What are effective treatments for perfectionism?

Psychological intervention with a psychologist can help. Careful consideration of your own personal history will assist you and your therapist to develop an understanding of the origins of your perfectionism. From there, targets for intervention in therapy include addressing your individual contextual factors, examining avoidant loops that keep you stuck, working on self criticism, building flexibility of thought and creating lasting change. Principles of Acceptance and Commitment Therapy (ACT) are especially helpful working towards a loving compassion for yourself, away from fearful perfectionism.
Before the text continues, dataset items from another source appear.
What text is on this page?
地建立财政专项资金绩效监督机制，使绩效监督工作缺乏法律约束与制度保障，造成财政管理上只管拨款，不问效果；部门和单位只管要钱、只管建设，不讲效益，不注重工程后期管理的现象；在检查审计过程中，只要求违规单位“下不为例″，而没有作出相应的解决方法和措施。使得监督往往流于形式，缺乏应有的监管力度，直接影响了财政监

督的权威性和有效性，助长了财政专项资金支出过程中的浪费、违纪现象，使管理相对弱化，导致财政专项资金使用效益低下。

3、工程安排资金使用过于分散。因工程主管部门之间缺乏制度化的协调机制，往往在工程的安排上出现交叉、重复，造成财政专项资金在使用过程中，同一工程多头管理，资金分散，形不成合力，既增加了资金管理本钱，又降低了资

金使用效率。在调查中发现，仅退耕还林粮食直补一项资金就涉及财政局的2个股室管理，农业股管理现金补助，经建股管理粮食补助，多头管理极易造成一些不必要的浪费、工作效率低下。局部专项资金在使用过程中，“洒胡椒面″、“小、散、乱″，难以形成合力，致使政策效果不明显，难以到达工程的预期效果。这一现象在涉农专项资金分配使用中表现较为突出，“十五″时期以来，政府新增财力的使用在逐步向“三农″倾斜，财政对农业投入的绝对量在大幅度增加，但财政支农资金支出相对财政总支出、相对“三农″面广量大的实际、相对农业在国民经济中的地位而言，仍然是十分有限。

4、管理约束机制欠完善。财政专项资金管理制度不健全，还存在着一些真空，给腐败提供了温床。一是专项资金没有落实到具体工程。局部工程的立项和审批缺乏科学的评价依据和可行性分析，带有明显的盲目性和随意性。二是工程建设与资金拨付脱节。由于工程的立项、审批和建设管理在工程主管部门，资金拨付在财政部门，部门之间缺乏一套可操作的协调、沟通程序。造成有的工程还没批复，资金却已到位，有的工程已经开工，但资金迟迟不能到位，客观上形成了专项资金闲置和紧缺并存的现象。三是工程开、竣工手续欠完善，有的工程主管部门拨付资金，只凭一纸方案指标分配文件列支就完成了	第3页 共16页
What are some helpful tips for clients?

  • Give some thought to contextual factors in your own personal history that may have influenced your ideas about perfectionism, and how these factors could be keeping you from moving on. For example, are there unrealistic expectations in your family? Are there aspects of your work environment that are problematic?
  • Identify areas in your life in which you are so afraid to fail that you avoid starting at all. Find a way to transition into this activity. For example if you are avoiding starting work on an essay assignment, begin writing about something less threatening, such as your plans for the holidays, and transition into writing your essay plan.
  • Begin to recognise when you are making harsh and critical self statements about yourself. Ask yourself if you would speak to a friend or your neighbour in this harsh manner? Will speaking to yourself in this way lead you to a happier life?
  • Work on building flexibility in how you define yourself. Is there more to your self-concept than your pursuit of goals and your adherence to meeting standards?
  • Set goals for yourself that are linked to your values, and aim to increase the frequency of behaviours associated with these goals over time.


Further reading:

Curran, T and Hill, A, 2019, Perfectionism is increasing over time: A Meta Analysis of birth cohort differences from 1989 to 2016. Psychological Bulletin, 145(4), 410-429.

Kemp, J. The ACT workbook of perfectionism. Build your best (imperfect) life using powerful acceptance and commitment therapy and self-compassion skills. Oakland: New Harbinger Publications.

Twohig, M. P., Levin, and Ong, O.W. 2021. ACT in Steps. Oxford, Oxford University Press.